Texte et photo ©Meve2003

 

Rien n'est jamais simple en matière de cannabis. En Grèce, où le chef d'état, M. Papandréou, est pourtant favorable au chanvre global, les lois de prohibition sont appliquées à la lettre. Au point que des marchandises réalisées en chanvre industriel tout à fait admises dans les autres pays de l'UE y sont interdites.

 

En décembre 2000, la Grèce était priée d'abolir les restrictions aux importations d'un certain nombre de produits revêtus d'un logo représentant une feuille de cannabis ou contenant du chanvre, légalement fabriqués et/ou vendus dans d'autres états membres. Il s'agissait principalement de vêtements, de chaussures, d'articles de papeterie et de cosmétiques. Cette demande officielle avait pris la forme d'un avis motivé envoyé par la Commission Européenne. Celle-ci considérait en effet que la Grèce avait violé les dispositions du traité de la Communauté Européenne, relatives à la libre circulation des marchandises (article 28).

 

Le problème vient en partie de ce qu'en grec le mot 'cannabis' couvre à la fois la substance illicite et la plante 'chanvre' dont l'utilisation est tout à fait légale. En conséquence, une loi nationale interdisant la promotion de substances illicites est appliquée à une série d'autres produits.
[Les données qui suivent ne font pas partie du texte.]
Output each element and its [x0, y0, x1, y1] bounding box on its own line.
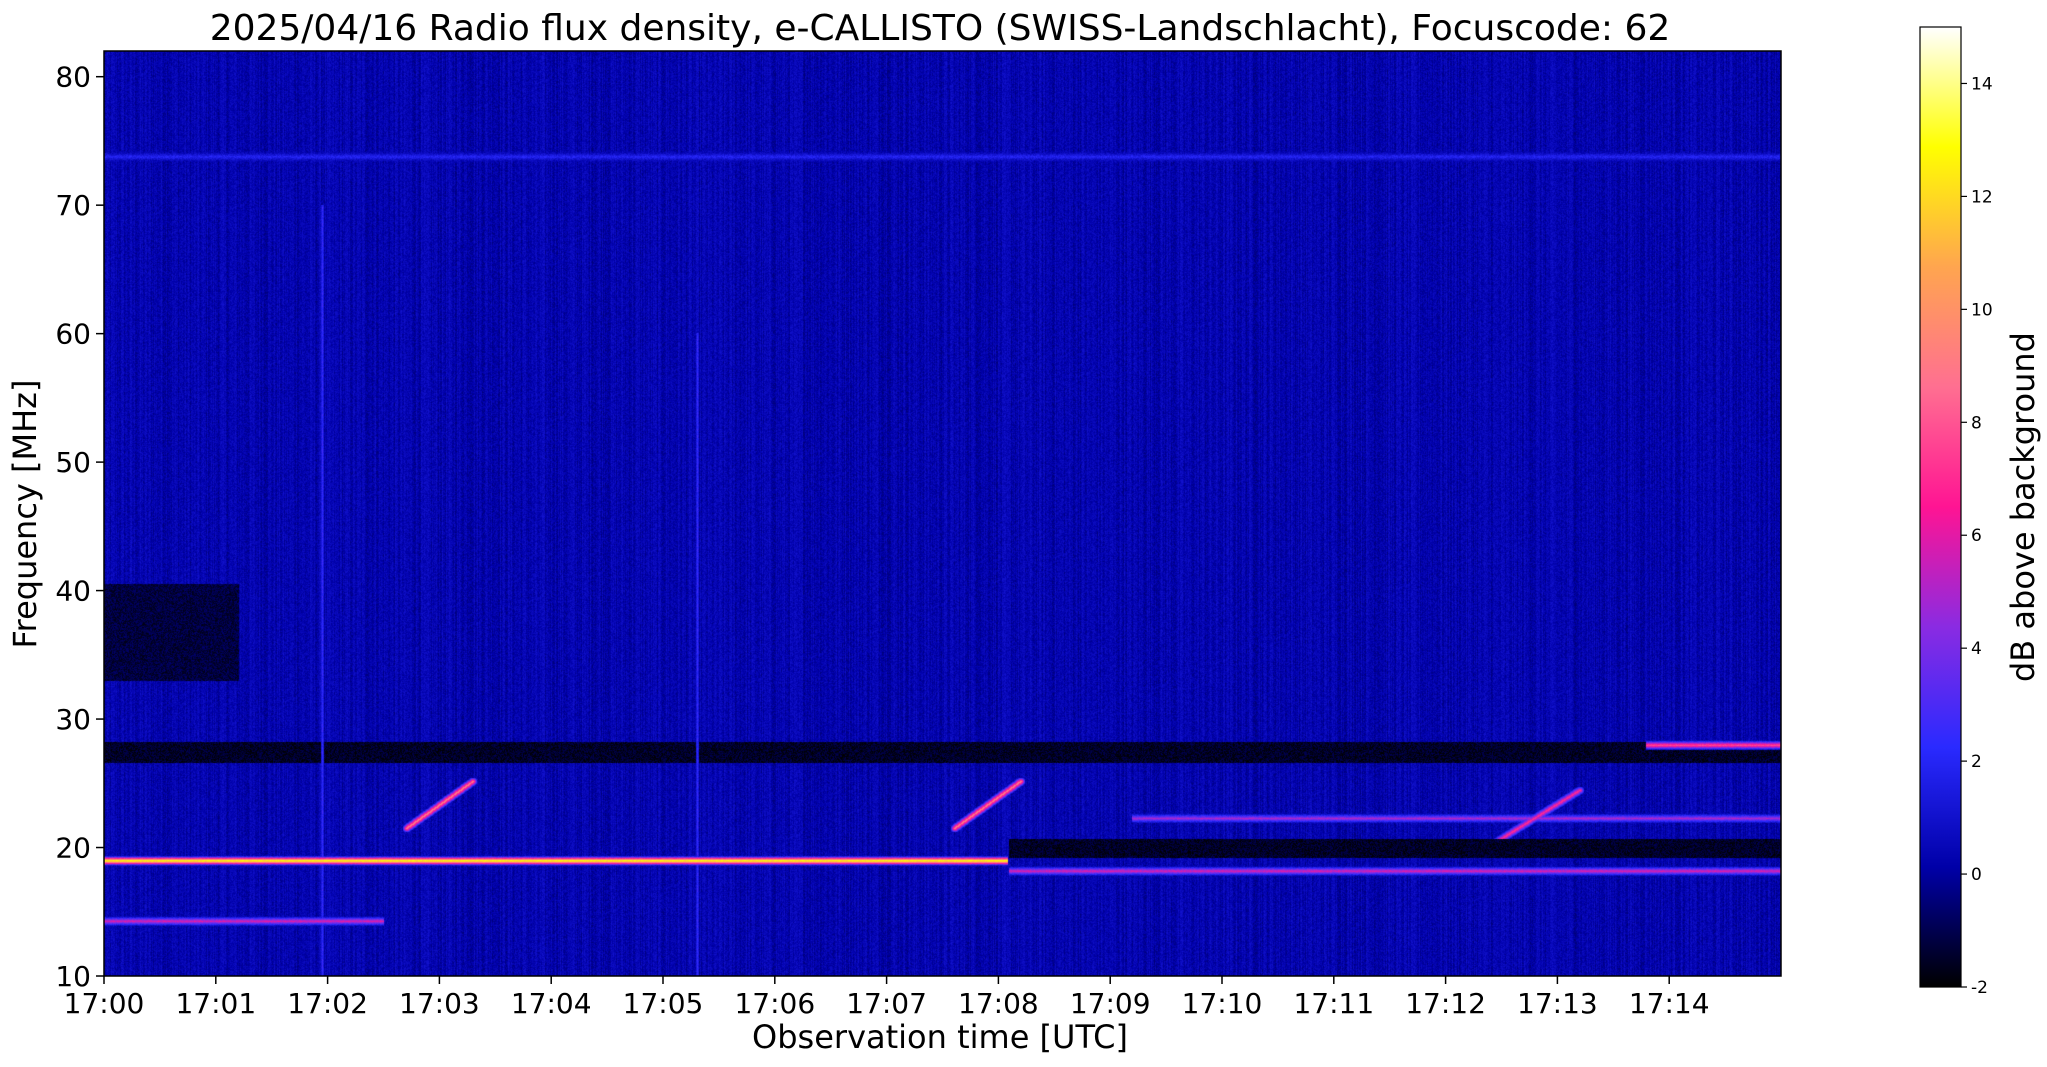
colorbar-gradient	[1919, 26, 1962, 988]
y-tick-label: 80	[55, 61, 91, 94]
colorbar-tick-label: 6	[1971, 526, 1982, 546]
colorbar: -2 0 2 4 6 8 10 12 14 dB above background	[1919, 26, 2042, 998]
x-tick-label: 17:09	[1070, 987, 1151, 1020]
x-tick-label: 17:10	[1182, 987, 1263, 1020]
colorbar-ticks: -2 0 2 4 6 8 10 12 14	[1961, 74, 1993, 998]
y-tick-label: 60	[55, 318, 91, 351]
colorbar-tick-label: 2	[1971, 752, 1982, 772]
y-axis-label: Frequency [MHz]	[6, 380, 44, 649]
plot-area	[103, 50, 1782, 977]
colorbar-tick-label: 4	[1971, 639, 1982, 659]
x-tick-label: 17:14	[1629, 987, 1710, 1020]
x-tick-label: 17:13	[1517, 987, 1598, 1020]
colorbar-tick-label: 8	[1971, 413, 1982, 433]
x-tick-label: 17:02	[287, 987, 368, 1020]
x-tick-label: 17:04	[511, 987, 592, 1020]
x-tick-label: 17:05	[623, 987, 704, 1020]
y-axis: 10 20 30 40 50 60 70 80	[55, 61, 104, 993]
x-tick-label: 17:06	[734, 987, 815, 1020]
chart-title: 2025/04/16 Radio flux density, e-CALLIST…	[210, 8, 1671, 49]
x-tick-label: 17:01	[175, 987, 256, 1020]
colorbar-tick-label: 10	[1971, 300, 1993, 320]
x-tick-label: 17:12	[1405, 987, 1486, 1020]
colorbar-tick-label: 14	[1971, 74, 1993, 94]
x-tick-label: 17:11	[1293, 987, 1374, 1020]
y-tick-label: 50	[55, 446, 91, 479]
colorbar-tick-label: 12	[1971, 187, 1993, 207]
colorbar-tick-label: -2	[1971, 978, 1988, 998]
y-tick-label: 40	[55, 575, 91, 608]
x-tick-label: 17:03	[399, 987, 480, 1020]
y-tick-label: 70	[55, 189, 91, 222]
x-axis: 17:00 17:01 17:02 17:03 17:04 17:05 17:06 17:07…	[64, 976, 1710, 1020]
y-tick-label: 20	[55, 832, 91, 865]
y-tick-label: 30	[55, 703, 91, 736]
x-axis-label: Observation time [UTC]	[752, 1018, 1128, 1056]
y-tick-label: 10	[55, 960, 91, 993]
plot-frame	[103, 50, 1782, 977]
colorbar-tick-label: 0	[1971, 865, 1982, 885]
colorbar-label: dB above background	[2004, 332, 2042, 682]
x-tick-label: 17:00	[64, 987, 145, 1020]
x-tick-label: 17:07	[846, 987, 927, 1020]
x-tick-label: 17:08	[958, 987, 1039, 1020]
spectrogram-heatmap	[104, 51, 1781, 976]
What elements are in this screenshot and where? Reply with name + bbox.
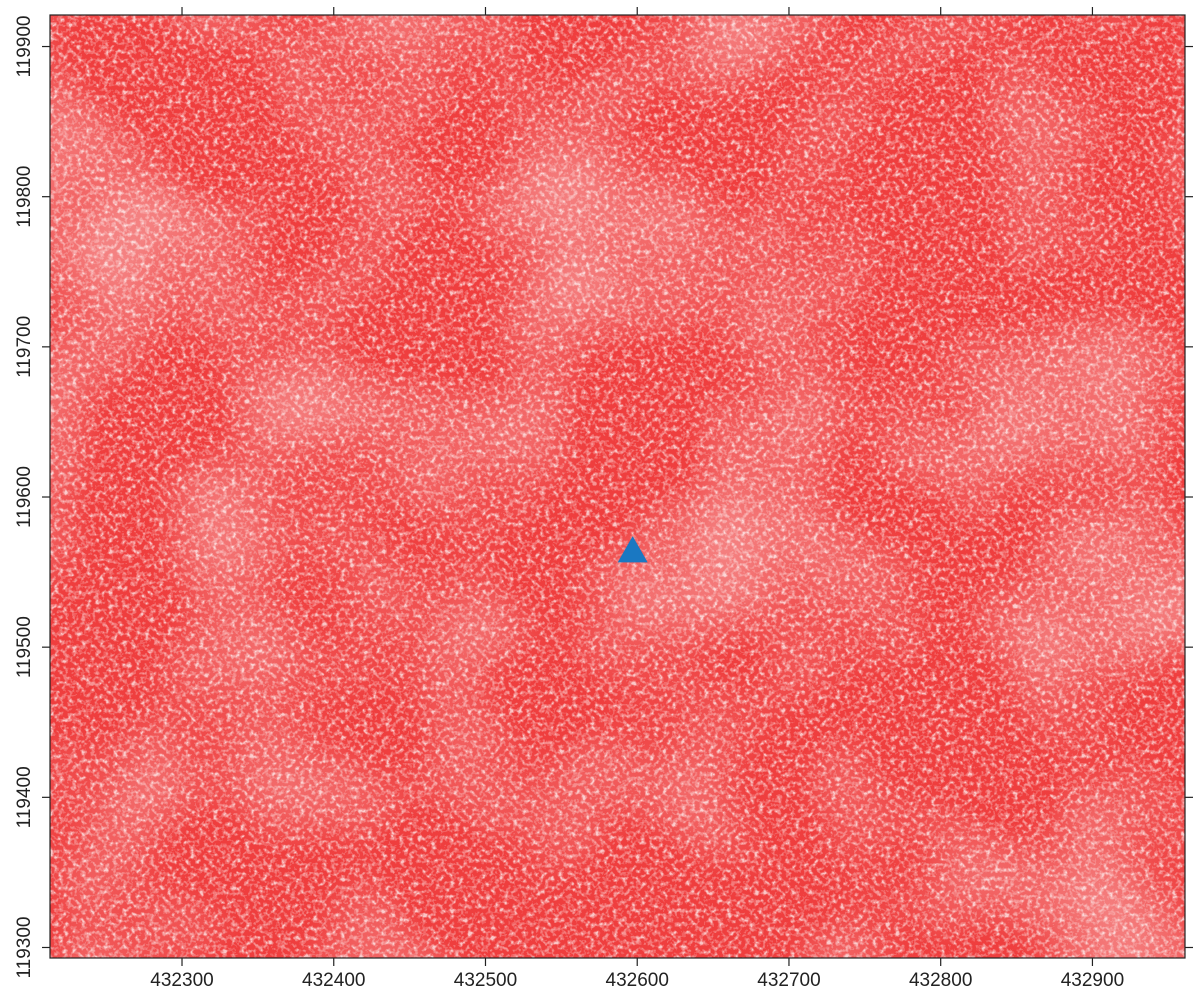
y-tick-label: 119500 bbox=[14, 616, 35, 678]
x-tick-label: 432600 bbox=[606, 970, 669, 991]
y-tick-label: 119600 bbox=[14, 466, 35, 528]
y-tick-label: 119700 bbox=[14, 316, 35, 378]
x-tick-label: 432800 bbox=[909, 970, 972, 991]
x-tick-label: 432900 bbox=[1061, 970, 1124, 991]
y-tick-label: 119400 bbox=[14, 766, 35, 828]
y-tick-label: 119800 bbox=[14, 166, 35, 228]
x-tick-label: 432300 bbox=[150, 970, 213, 991]
x-tick-label: 432700 bbox=[757, 970, 820, 991]
point-marker bbox=[617, 536, 648, 563]
plot-frame bbox=[49, 14, 1186, 959]
y-tick-label: 119300 bbox=[14, 916, 35, 978]
x-tick-label: 432500 bbox=[454, 970, 517, 991]
y-tick-label: 119900 bbox=[14, 16, 35, 78]
x-tick-label: 432400 bbox=[302, 970, 365, 991]
raster bbox=[50, 15, 1185, 958]
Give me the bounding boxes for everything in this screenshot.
Les autorités grecques ont expliqué qu'elles ne les confisquaient que si les logos ou les méthodes de commercialisation utilisées visaient clairement, selon elles, à promouvoir l'usage de la marijuana.

 

Cependant, la confusion demeure parce que, malgré les demandes de la Commission, les autorités grecques n'ont pas précisé ce qu'elles considéraient exactement comme étant de la publicité et, selon les plaintes émises par les commerçants, elles continuent à confisquer une série de marchandises qui ne portent ni inscriptions ni symboles pouvant être interprétés comme une promotion du cannabis. Si la loi grecque interdisant la promotion de substances illicites ne lui pose aucun problème, la Commission estime néanmoins que la manière dont cette loi est appliquée constitue une infraction aux règles européennes. (Source: http://europa.eu.int/comm/internal_market/ en/smn/smn24/s24mn12.htm)

 

Il semble qu'actuellement la question n'est toujours pas réglée. Les quelques magasins qui commercialisaient ces produits ont pratiquement tous disparus, après avoir subi des saisies et des fermetures.

 

Les conditions seraient probablement plus propices maintenant, mais les exemples précédents ne doivent pas encourager les candidats. Gageons que des jours meilleurs ne tarderont pas à venir!